Die Nacht hatte ihn verschluckt, so wie sie es immer tat. Sie war ein gütiger Abgrund, ein samtener Vorhang, der das grelle Urteil des Tageslichts verdeckte. Draußen schien die Sonne vielleicht für andere, für seine Freunde mit ihren Frauen und ihren aufkeimenden Familien, für all jene, die eine Bestätigung in den geordneten Bahnen des Lebens fanden. Aber seine Bestätigung suchte er hier, im gedämpften Glühen von Neon und dem tiefen, stetigen Puls einer Bassline, die mehr ein Gefühl in der Brust als ein Geräusch im Ohr war.

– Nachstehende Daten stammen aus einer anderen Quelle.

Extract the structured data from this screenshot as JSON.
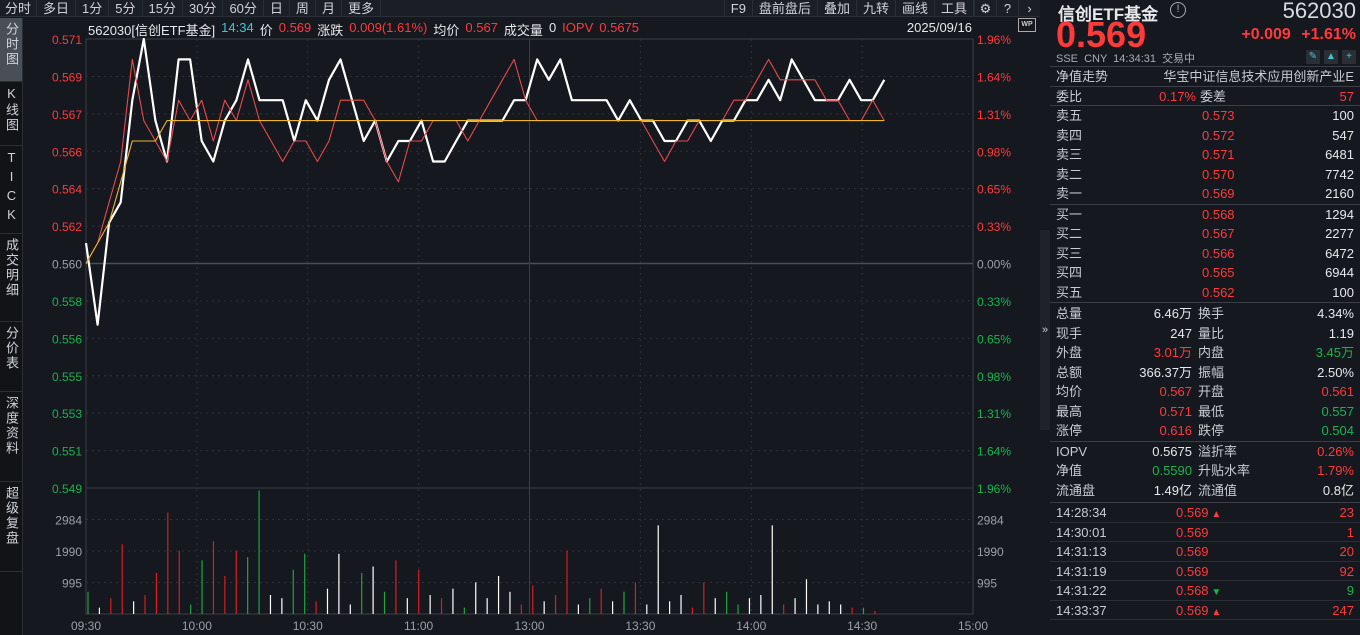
{
  "topbar": {
    "tabs": [
      "分时",
      "多日",
      "1分",
      "5分",
      "15分",
      "30分",
      "60分",
      "日",
      "周",
      "月",
      "更多"
    ],
    "right_tabs": [
      "F9",
      "盘前盘后",
      "叠加",
      "九转",
      "画线",
      "工具"
    ],
    "icons": [
      "gear-icon",
      "help-icon",
      "chevron-right-icon"
    ]
  },
  "leftnav": {
    "items": [
      {
        "label": "分时图",
        "active": true
      },
      {
        "label": "K线图",
        "active": false
      },
      {
        "label": "TICK",
        "active": false
      },
      {
        "label": "成交明细",
        "active": false
      },
      {
        "label": "分价表",
        "active": false
      },
      {
        "label": "深度资料",
        "active": false
      },
      {
        "label": "超级复盘",
        "active": false
      }
    ]
  },
  "infobar": {
    "symbol": "562030[信创ETF基金]",
    "time": "14:34",
    "price_label": "价",
    "price": "0.569",
    "change_label": "涨跌",
    "change": "0.009(1.61%)",
    "avg_label": "均价",
    "avg": "0.567",
    "volume_label": "成交量",
    "volume": "0",
    "iopv_label": "IOPV",
    "iopv": "0.5675",
    "date": "2025/09/16",
    "wp_badge": "WP"
  },
  "chart_data": {
    "type": "line",
    "title": "562030 信创ETF基金 分时图",
    "xlabel": "",
    "ylabel": "价格",
    "x_ticks": [
      "09:30",
      "10:00",
      "10:30",
      "11:00",
      "13:00",
      "13:30",
      "14:00",
      "14:30",
      "15:00"
    ],
    "y_ticks_left": [
      "0.571",
      "0.569",
      "0.567",
      "0.566",
      "0.564",
      "0.562",
      "0.560",
      "0.558",
      "0.556",
      "0.555",
      "0.553",
      "0.551",
      "0.549"
    ],
    "y_ticks_right": [
      "1.96%",
      "1.64%",
      "1.31%",
      "0.98%",
      "0.65%",
      "0.33%",
      "0.00%",
      "0.33%",
      "0.65%",
      "0.98%",
      "1.31%",
      "1.64%",
      "1.96%"
    ],
    "ylim": [
      0.549,
      0.571
    ],
    "prev_close": 0.56,
    "volume_ticks": [
      "2984",
      "1990",
      "995"
    ],
    "volume_ylim": [
      0,
      3980
    ],
    "series": [
      {
        "name": "价格",
        "color": "#ffffff",
        "values": [
          0.561,
          0.557,
          0.562,
          0.563,
          0.568,
          0.571,
          0.567,
          0.565,
          0.57,
          0.57,
          0.566,
          0.565,
          0.567,
          0.568,
          0.57,
          0.568,
          0.568,
          0.568,
          0.566,
          0.568,
          0.567,
          0.569,
          0.57,
          0.568,
          0.566,
          0.567,
          0.565,
          0.566,
          0.566,
          0.567,
          0.565,
          0.565,
          0.566,
          0.567,
          0.567,
          0.567,
          0.567,
          0.568,
          0.568,
          0.57,
          0.569,
          0.57,
          0.568,
          0.568,
          0.568,
          0.568,
          0.567,
          0.568,
          0.567,
          0.567,
          0.566,
          0.566,
          0.567,
          0.567,
          0.566,
          0.567,
          0.567,
          0.568,
          0.568,
          0.569,
          0.568,
          0.57,
          0.569,
          0.568,
          0.568,
          0.568,
          0.569,
          0.568,
          0.568,
          0.569
        ]
      },
      {
        "name": "IOPV",
        "color": "#e84a4a",
        "values": [
          0.56,
          0.561,
          0.563,
          0.565,
          0.57,
          0.567,
          0.566,
          0.565,
          0.568,
          0.567,
          0.568,
          0.566,
          0.568,
          0.567,
          0.569,
          0.567,
          0.566,
          0.565,
          0.566,
          0.566,
          0.565,
          0.566,
          0.568,
          0.568,
          0.568,
          0.567,
          0.565,
          0.564,
          0.566,
          0.566,
          0.567,
          0.567,
          0.567,
          0.566,
          0.567,
          0.568,
          0.569,
          0.57,
          0.568,
          0.567,
          0.567,
          0.567,
          0.567,
          0.567,
          0.567,
          0.567,
          0.567,
          0.567,
          0.567,
          0.566,
          0.565,
          0.566,
          0.566,
          0.567,
          0.567,
          0.567,
          0.568,
          0.568,
          0.569,
          0.57,
          0.569,
          0.569,
          0.569,
          0.569,
          0.568,
          0.568,
          0.567,
          0.567,
          0.568,
          0.567
        ]
      },
      {
        "name": "均价",
        "color": "#f0b429",
        "values": [
          0.56,
          0.561,
          0.562,
          0.564,
          0.566,
          0.566,
          0.566,
          0.567,
          0.567,
          0.567,
          0.567,
          0.567,
          0.567,
          0.567,
          0.567,
          0.567,
          0.567,
          0.567,
          0.567,
          0.567,
          0.567,
          0.567,
          0.567,
          0.567,
          0.567,
          0.567,
          0.567,
          0.567,
          0.567,
          0.567,
          0.567,
          0.567,
          0.567,
          0.567,
          0.567,
          0.567,
          0.567,
          0.567,
          0.567,
          0.567,
          0.567,
          0.567,
          0.567,
          0.567,
          0.567,
          0.567,
          0.567,
          0.567,
          0.567,
          0.567,
          0.567,
          0.567,
          0.567,
          0.567,
          0.567,
          0.567,
          0.567,
          0.567,
          0.567,
          0.567,
          0.567,
          0.567,
          0.567,
          0.567,
          0.567,
          0.567,
          0.567,
          0.567,
          0.567,
          0.567
        ]
      }
    ],
    "legend_position": "none",
    "grid": true
  },
  "quote": {
    "name": "信创ETF基金",
    "code": "562030",
    "price": "0.569",
    "change": "+0.009",
    "change_pct": "+1.61%",
    "exchange": "SSE",
    "currency": "CNY",
    "time": "14:34:31",
    "status": "交易中",
    "nav_trend_label": "净值走势",
    "index_name": "华宝中证信息技术应用创新产业E",
    "weibi_label": "委比",
    "weibi": "0.17%",
    "weicha_label": "委差",
    "weicha": "57"
  },
  "orderbook": {
    "asks": [
      {
        "label": "卖五",
        "price": "0.573",
        "vol": "100"
      },
      {
        "label": "卖四",
        "price": "0.572",
        "vol": "547"
      },
      {
        "label": "卖三",
        "price": "0.571",
        "vol": "6481"
      },
      {
        "label": "卖二",
        "price": "0.570",
        "vol": "7742"
      },
      {
        "label": "卖一",
        "price": "0.569",
        "vol": "2160"
      }
    ],
    "bids": [
      {
        "label": "买一",
        "price": "0.568",
        "vol": "1294"
      },
      {
        "label": "买二",
        "price": "0.567",
        "vol": "2277"
      },
      {
        "label": "买三",
        "price": "0.566",
        "vol": "6472"
      },
      {
        "label": "买四",
        "price": "0.565",
        "vol": "6944"
      },
      {
        "label": "买五",
        "price": "0.562",
        "vol": "100"
      }
    ]
  },
  "stats": [
    {
      "l": "总量",
      "v": "6.46万",
      "vc": "white",
      "l2": "换手",
      "v2": "4.34%",
      "v2c": "white"
    },
    {
      "l": "现手",
      "v": "247",
      "vc": "white",
      "l2": "量比",
      "v2": "1.19",
      "v2c": "white"
    },
    {
      "l": "外盘",
      "v": "3.01万",
      "vc": "red",
      "l2": "内盘",
      "v2": "3.45万",
      "v2c": "green"
    },
    {
      "l": "总额",
      "v": "366.37万",
      "vc": "white",
      "l2": "振幅",
      "v2": "2.50%",
      "v2c": "white"
    },
    {
      "l": "均价",
      "v": "0.567",
      "vc": "red",
      "l2": "开盘",
      "v2": "0.561",
      "v2c": "red"
    },
    {
      "l": "最高",
      "v": "0.571",
      "vc": "red",
      "l2": "最低",
      "v2": "0.557",
      "v2c": "green"
    },
    {
      "l": "涨停",
      "v": "0.616",
      "vc": "red",
      "l2": "跌停",
      "v2": "0.504",
      "v2c": "green"
    }
  ],
  "etf_stats": [
    {
      "l": "IOPV",
      "v": "0.5675",
      "vc": "white",
      "l2": "溢折率",
      "v2": "0.26%",
      "v2c": "red"
    },
    {
      "l": "净值",
      "v": "0.5590",
      "vc": "green",
      "l2": "升贴水率",
      "v2": "1.79%",
      "v2c": "red"
    },
    {
      "l": "流通盘",
      "v": "1.49亿",
      "vc": "white",
      "l2": "流通值",
      "v2": "0.8亿",
      "v2c": "white"
    }
  ],
  "ticks": [
    {
      "time": "14:28:34",
      "price": "0.569",
      "dir": "up",
      "qty": "23",
      "qc": "red"
    },
    {
      "time": "14:30:01",
      "price": "0.569",
      "dir": "",
      "qty": "1",
      "qc": "red"
    },
    {
      "time": "14:31:13",
      "price": "0.569",
      "dir": "",
      "qty": "20",
      "qc": "red"
    },
    {
      "time": "14:31:19",
      "price": "0.569",
      "dir": "",
      "qty": "92",
      "qc": "red"
    },
    {
      "time": "14:31:22",
      "price": "0.568",
      "dir": "down",
      "qty": "9",
      "qc": "green"
    },
    {
      "time": "14:33:37",
      "price": "0.569",
      "dir": "up",
      "qty": "247",
      "qc": "red"
    }
  ],
  "colors": {
    "up": "#ff3a3a",
    "down": "#19b34a",
    "price_line": "#ffffff",
    "iopv_line": "#e84a4a",
    "avg_line": "#f0b429",
    "bg": "#15181e"
  }
}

Er lehnte an der Bar, ein Glas mit bernsteinfarbener Flüssigkeit in der Hand, und ließ das Gespräch an sich vorüberziehen wie Treibholz in einem trägen Fluss. All die belanglosen Worte, die Phrasen, die ausgetauscht wurden wie abgenutzte Münzen. Ein Mann in einem zu engen Hemd prahlte mit einem Geschäftsabschluss. Eine Frau lachte zu laut über einen Witz, der nicht lustig war. Es war ein Theater der Verbindungen, und er war nur ein Zuschauer, der nach einer echten Lektion suchte, nach einer Art von Bildung, die man nicht in Büchern fand.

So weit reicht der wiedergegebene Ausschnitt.